Conservas fora de prazo!

O artigo Clericalizacao da CNIS provocou uma série de reacções, muitas delas ofensivas que não nos surpreendendo nos motivam a voltar ao assunto no sentido de esclarecer (quem ainda precisa) quanto ao autor e director deste jornal.

Compreendo os insultos porque sei de onde vêm. E a esses esclareço que sou filho de duas mães, a minha querida Josefina e a minha estimada Igreja do Porto que me ensinou a trazer à palavra aquilo que interessa assinalar, em cada momento, na defesa dos valores que me habitam. Assim, portanto, desde pequenino.

Na minha vida profissional, iniciei a actividade jornalística na Rádio Renascença e a minha primeira reportagem foi a assembleia geral constituinte da UIPSS – União das Instituições Particulares de Solidariedade. Apoiei esta “União” durante 18 anos, num trabalho que fala por si e não necessita esclarecimentos.

O descalabro da Televisão da Igreja

Durante sete anos e desde o primeiro dia, estive nesta empresa e projecto que envolveu o investimento de muitas instituições eclesiais e o entusiasmo de muitos líderes religiosos; conheço, porque participei nele, todo o processo de angariação e aumento de capital da empresa.

O início das emissões foi marcado por uma proposta inovadora, arrojada, quanto aos conteúdos e método de trabalho e sabíamos que o share de 8 a 12% era atingível e garantiria o dinheiro lá investido pelas organizações eclesiais.

No fim do primeiro trimestre de emissão, verificou-se que o Conselho de Administração (sobrevivo!) estava acompanhado por um conjunto de colaboradores “muito católicos” e, graças a Deus, “conservadores” empenhados numa televisão de “inspiração cristã” – no que estávamos todos de acordo!

Entre discussões de “inspiração cristã” e “transpiração de televisão” tornou-se evidente que a programação (e não, felizmente a informação) ficou refém da análise dos beatos de sacristia que começaram por contestar o programa de maior audiência – aquela coisa que paga os custos de uma televisão – chamado “Queridos Inimigos”.
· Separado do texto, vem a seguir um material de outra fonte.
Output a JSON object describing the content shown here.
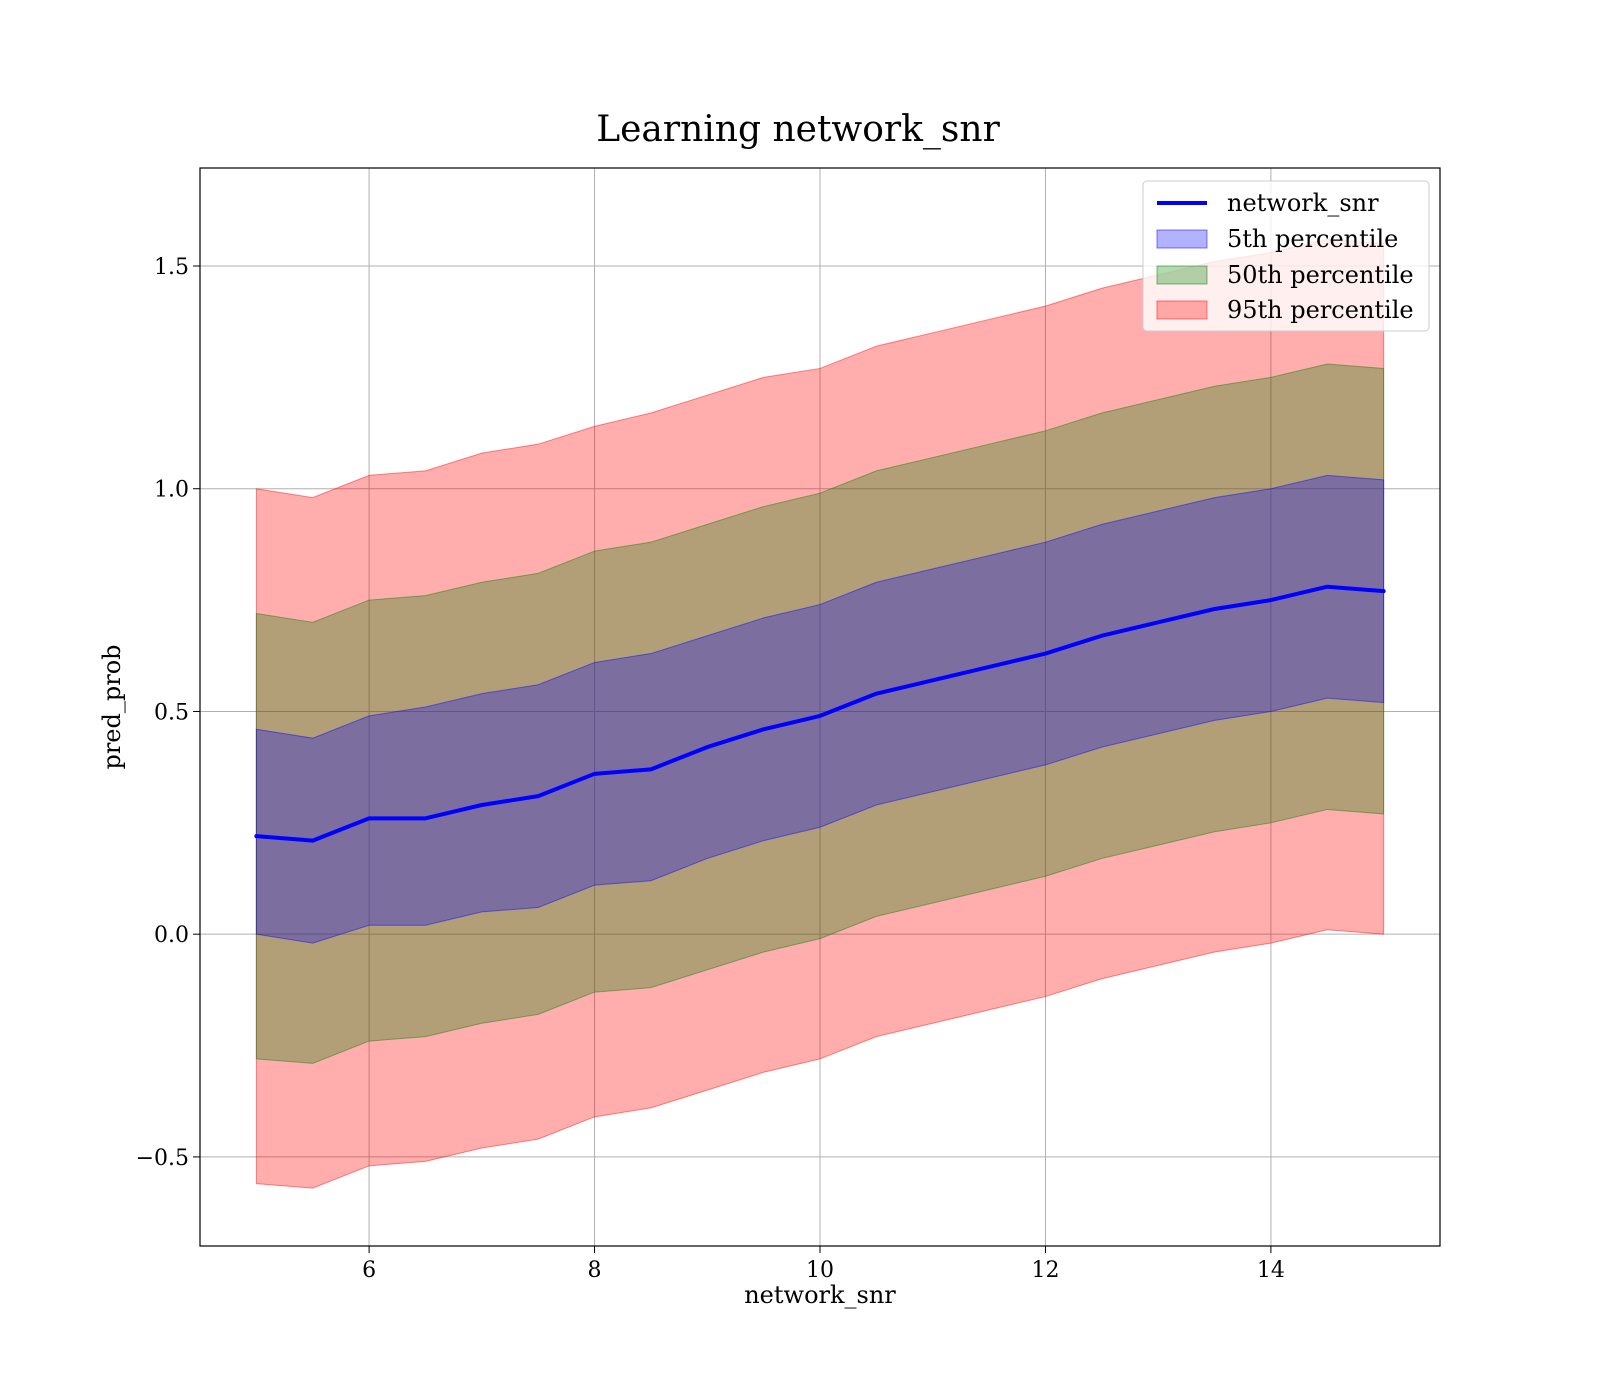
{
  "chart_data": {
    "type": "line",
    "title": "Learning network_snr",
    "xlabel": "network_snr",
    "ylabel": "pred_prob",
    "xlim": [
      4.5,
      15.5
    ],
    "ylim": [
      -0.7,
      1.72
    ],
    "xticks": [
      6,
      8,
      10,
      12,
      14
    ],
    "xtick_labels": [
      "6",
      "8",
      "10",
      "12",
      "14"
    ],
    "yticks": [
      -0.5,
      0.0,
      0.5,
      1.0,
      1.5
    ],
    "ytick_labels": [
      "−0.5",
      "0.0",
      "0.5",
      "1.0",
      "1.5"
    ],
    "grid": true,
    "legend_position": "top-right",
    "x": [
      5.0,
      5.5,
      6.0,
      6.5,
      7.0,
      7.5,
      8.0,
      8.5,
      9.0,
      9.5,
      10.0,
      10.5,
      11.0,
      11.5,
      12.0,
      12.5,
      13.0,
      13.5,
      14.0,
      14.5,
      15.0
    ],
    "series": [
      {
        "name": "network_snr",
        "kind": "line",
        "color": "#0000ff",
        "values": [
          0.22,
          0.21,
          0.26,
          0.26,
          0.29,
          0.31,
          0.36,
          0.37,
          0.42,
          0.46,
          0.49,
          0.54,
          0.57,
          0.6,
          0.63,
          0.67,
          0.7,
          0.73,
          0.75,
          0.78,
          0.77
        ]
      },
      {
        "name": "5th percentile",
        "kind": "band",
        "color": "#0000ff",
        "upper": [
          0.46,
          0.44,
          0.49,
          0.51,
          0.54,
          0.56,
          0.61,
          0.63,
          0.67,
          0.71,
          0.74,
          0.79,
          0.82,
          0.85,
          0.88,
          0.92,
          0.95,
          0.98,
          1.0,
          1.03,
          1.02
        ],
        "lower": [
          0.0,
          -0.02,
          0.02,
          0.02,
          0.05,
          0.06,
          0.11,
          0.12,
          0.17,
          0.21,
          0.24,
          0.29,
          0.32,
          0.35,
          0.38,
          0.42,
          0.45,
          0.48,
          0.5,
          0.53,
          0.52
        ]
      },
      {
        "name": "50th percentile",
        "kind": "band",
        "color": "#008000",
        "upper": [
          0.72,
          0.7,
          0.75,
          0.76,
          0.79,
          0.81,
          0.86,
          0.88,
          0.92,
          0.96,
          0.99,
          1.04,
          1.07,
          1.1,
          1.13,
          1.17,
          1.2,
          1.23,
          1.25,
          1.28,
          1.27
        ],
        "lower": [
          -0.28,
          -0.29,
          -0.24,
          -0.23,
          -0.2,
          -0.18,
          -0.13,
          -0.12,
          -0.08,
          -0.04,
          -0.01,
          0.04,
          0.07,
          0.1,
          0.13,
          0.17,
          0.2,
          0.23,
          0.25,
          0.28,
          0.27
        ]
      },
      {
        "name": "95th percentile",
        "kind": "band",
        "color": "#ff0000",
        "upper": [
          1.0,
          0.98,
          1.03,
          1.04,
          1.08,
          1.1,
          1.14,
          1.17,
          1.21,
          1.25,
          1.27,
          1.32,
          1.35,
          1.38,
          1.41,
          1.45,
          1.48,
          1.51,
          1.53,
          1.56,
          1.55
        ],
        "lower": [
          -0.56,
          -0.57,
          -0.52,
          -0.51,
          -0.48,
          -0.46,
          -0.41,
          -0.39,
          -0.35,
          -0.31,
          -0.28,
          -0.23,
          -0.2,
          -0.17,
          -0.14,
          -0.1,
          -0.07,
          -0.04,
          -0.02,
          0.01,
          0.0
        ]
      }
    ]
  }
}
Certamente iluminados por uma força extraordinária, decidiram colocar numa segunda-feira à noite, antes deste programa, que tinha atingido 12% de audiência na semana anterior, a gravação de uma Ópera que alcançou uns gloriosos 2%, arrastando em queda o “Queridos Inimigos” para 4%. Semanas depois o programa acabou!

Repetiram-se cenas como esta, de modo que, sem dinheiro, num aperto que não vindo para aqui, se conta apenas o que se pode: tratava-se de recorrer a alguém que “injectasse uns milhões”.

Verificada a indisponibilidade dos “santos ortodoxos defensores da família”, encontraram-se na sociedade civil, duas personalidades que não tendo nada a ver com a “agremiação” ali injectaram o ar necessário para garantir as emissões e preparar a venda da coisa!

Também com sucesso, foi possível, mais tarde, encontrar investidor de modo que a diocese de Lisboa respirasse de alívio na libertação de garantias patrimoniais dadas à empresa. Participei no processo e não digo mais nada.

Atesto portanto que o projecto editorial mais corajoso da Igreja Católica foi posto de pé com o dedo firme de Dom Policarpo e liquidado por “fundamentalistas católicos” incapazes até de entenderem um grande presidente do CA como foi Roberto Carneiro.

Esta experiência, mais dolorosa para uns que para outros, pois não foi possível recuperar todo o dinheiro investido por milhares de católicos dedicados, deve, a meu ver, ser recordada por ser um exemplo do que se não deve fazer.

Envolver o os interessados num projecto aberto e transformá-lo num bandeira de facção é uma traição.

Desejo que o mesmo não aconteça na CNIS.